By Lindsay Dunsmuir
NEW YORK (Reuters) - New York City police are cracking down on break-dancing subway performers as part of a quality of life campaign on behalf of the city's 5.5 million daily passengers.
So far this year 46 subway dancers have been arrested and charged with reckless endangerment, an NYPD spokesman said on Wednesday.
The spokesman, Officer George Tsourovakas, declined to provide similar year-to-date figures for 2013. NBC New York reported on Tuesday that only two break dancers were charged with reckless endangerment last year.
Arrests of subway panhandlers have also skyrocketed, with 371 arrests so far this year compared with 100 at this time last year, Tsourovakas said.
The break dancers are usually a group of young men who crank up the music on a portable stereo and perform acrobatics using all available space in a subway car, including the subway bars above riders' heads. They make money from tips they get from riders.
The dance routines, originally referred to as b-boying or break-boying, originated in New York City in the 1970s and have since taken off worldwide.
NYPD Commissioner Bill Bratton said city subway riders deserve "to expect a ride that's hassle-free," NBC New York reported on Tuesday. "Those activities create a sense of fear, or that we're not paying attention to disorder. We are paying attention to disorder."
Earlier this year the New York City Transit Authority began forwarding subway riders' emailed complaints directly to the NYPD, which has been dispatching officers to investigate in real time.
Gabriel Alvarez, a break dancer from Queens, New York, said his crew's subway performances have been shut down by New York police twice in the past two months.
"I've had friends that were literally shut down and chased through the subways," Alvarez, 24, said on Wednesday.
A crew of five or more break dancers who spend the day dancing through the subway system can make about $100 each, he said.

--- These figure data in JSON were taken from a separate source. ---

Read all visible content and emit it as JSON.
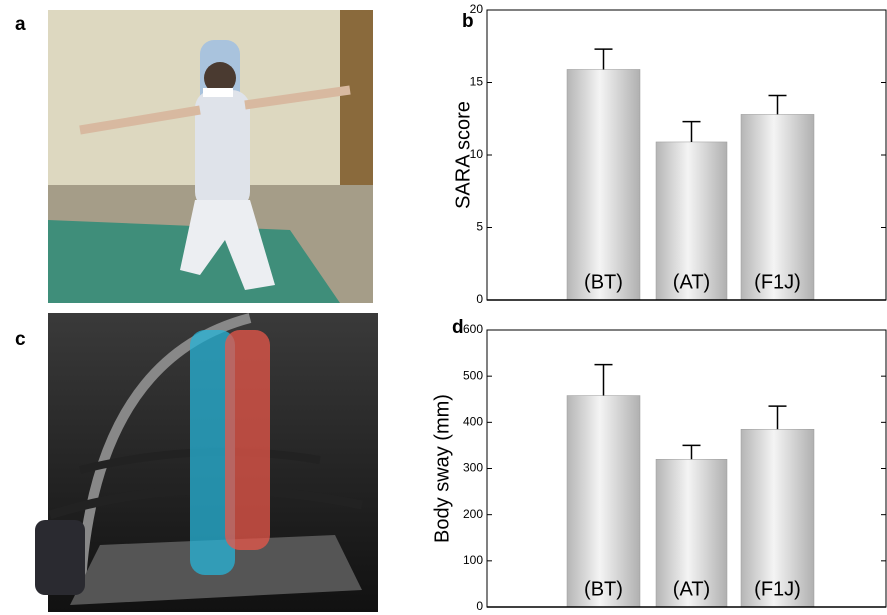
{
  "panel_labels": [
    "a",
    "b",
    "c",
    "d"
  ],
  "chart_data": [
    {
      "type": "bar",
      "ylabel": "SARA score",
      "categories": [
        "(BT)",
        "(AT)",
        "(F1J)"
      ],
      "values": [
        15.9,
        10.9,
        12.8
      ],
      "errors": [
        1.4,
        1.4,
        1.3
      ],
      "ylim": [
        0,
        20
      ],
      "yticks": [
        0,
        5,
        10,
        15,
        20
      ],
      "color": "#d0d0d0"
    },
    {
      "type": "bar",
      "ylabel": "Body sway (mm)",
      "categories": [
        "(BT)",
        "(AT)",
        "(F1J)"
      ],
      "values": [
        458,
        320,
        385
      ],
      "errors": [
        67,
        30,
        50
      ],
      "ylim": [
        0,
        600
      ],
      "yticks": [
        0,
        100,
        200,
        300,
        400,
        500,
        600
      ],
      "color": "#d0d0d0"
    }
  ]
}
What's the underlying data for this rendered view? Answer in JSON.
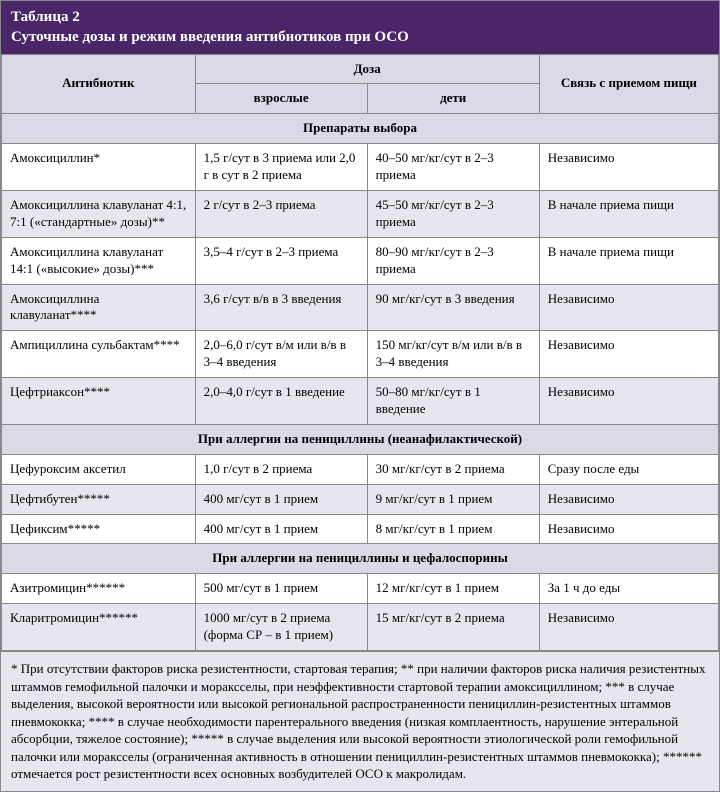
{
  "title_line1": "Таблица  2",
  "title_line2": "Суточные дозы и режим введения антибиотиков при ОСО",
  "headers": {
    "antibiotic": "Антибиотик",
    "dose": "Доза",
    "adults": "взрослые",
    "children": "дети",
    "food": "Связь с приемом пищи"
  },
  "sections": [
    {
      "title": "Препараты выбора",
      "rows": [
        {
          "name": "Амоксициллин*",
          "adults": "1,5 г/сут в 3 приема или 2,0 г в сут в 2 приема",
          "children": "40–50 мг/кг/сут в 2–3 приема",
          "food": "Независимо",
          "alt": false
        },
        {
          "name": "Амоксициллина клавуланат 4:1, 7:1 («стандартные» дозы)**",
          "adults": "2 г/сут в 2–3 приема",
          "children": "45–50 мг/кг/сут в 2–3 приема",
          "food": "В начале приема пищи",
          "alt": true
        },
        {
          "name": "Амоксициллина клавуланат 14:1 («высокие» дозы)***",
          "adults": "3,5–4 г/сут в 2–3 приема",
          "children": "80–90 мг/кг/сут в 2–3 приема",
          "food": "В начале приема пищи",
          "alt": false
        },
        {
          "name": "Амоксициллина клавуланат****",
          "adults": "3,6 г/сут в/в в 3 введения",
          "children": "90 мг/кг/сут в 3 введения",
          "food": "Независимо",
          "alt": true
        },
        {
          "name": "Ампициллина сульбактам****",
          "adults": "2,0–6,0 г/сут в/м или в/в в 3–4 введения",
          "children": "150 мг/кг/сут в/м или в/в в 3–4 введения",
          "food": "Независимо",
          "alt": false
        },
        {
          "name": "Цефтриаксон****",
          "adults": "2,0–4,0 г/сут в 1 введение",
          "children": "50–80 мг/кг/сут в 1 введение",
          "food": "Независимо",
          "alt": true
        }
      ]
    },
    {
      "title": "При аллергии на пенициллины (неанафилактической)",
      "rows": [
        {
          "name": "Цефуроксим аксетил",
          "adults": "1,0 г/сут в 2 приема",
          "children": "30 мг/кг/сут в 2 приема",
          "food": "Сразу после еды",
          "alt": false
        },
        {
          "name": "Цефтибутен*****",
          "adults": "400 мг/сут в 1 прием",
          "children": "9 мг/кг/сут в 1 прием",
          "food": "Независимо",
          "alt": true
        },
        {
          "name": "Цефиксим*****",
          "adults": "400 мг/сут в 1 прием",
          "children": "8 мг/кг/сут в 1 прием",
          "food": "Независимо",
          "alt": false
        }
      ]
    },
    {
      "title": "При аллергии на пенициллины и цефалоспорины",
      "rows": [
        {
          "name": "Азитромицин******",
          "adults": "500 мг/сут в 1 прием",
          "children": "12 мг/кг/сут в 1 прием",
          "food": "За 1 ч до еды",
          "alt": false
        },
        {
          "name": "Кларитромицин******",
          "adults": "1000 мг/сут в 2 приема (форма СР – в 1 прием)",
          "children": "15 мг/кг/сут в 2 приема",
          "food": "Независимо",
          "alt": true
        }
      ]
    }
  ],
  "footnote": "* При отсутствии факторов риска резистентности, стартовая терапия; ** при наличии факторов риска наличия резистентных штаммов гемофильной палочки и мораксселы, при неэффективности стартовой терапии амоксициллином; *** в случае выделения, высокой вероятности или высокой региональной распространенности пенициллин-резистентных штаммов пневмококка; **** в случае необходимости парентерального введения (низкая комплаентность, нарушение энтеральной абсорбции, тяжелое состояние); ***** в случае выделения или высокой вероятности этиологической роли гемофильной палочки или мораксселы (ограниченная активность в отношении пенициллин-резистентных штаммов пневмококка); ****** отмечается рост резистентности всех основных возбудителей ОСО к макролидам.",
  "colors": {
    "title_bg": "#4a2568",
    "header_bg": "#dcd8e6",
    "alt_bg": "#e9e5ee",
    "border": "#888888"
  }
}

Alvarez challenged the notion that the crackdown was based on rider complaints.
"I've never gotten a complaint," he said. "If people don't like it they just keep on walking. When the police shut us down, people actually get upset. They boo."
Ronel Sanchez, 23, who has tipped break dancers she encounters on her journeys a handful of times, believes the arrests are excessive.
"The police should leave them alone. They don't harm anyone, and they're the ones more in danger with the moves they're doing," she said.
Megan Morgan, 20, had less sympathy. Although she sees dancers perform on the subway about once a week, she never tips.
"Even though I get what they are trying to do, they usually come during rush hour, and it's not the right time or place," she said.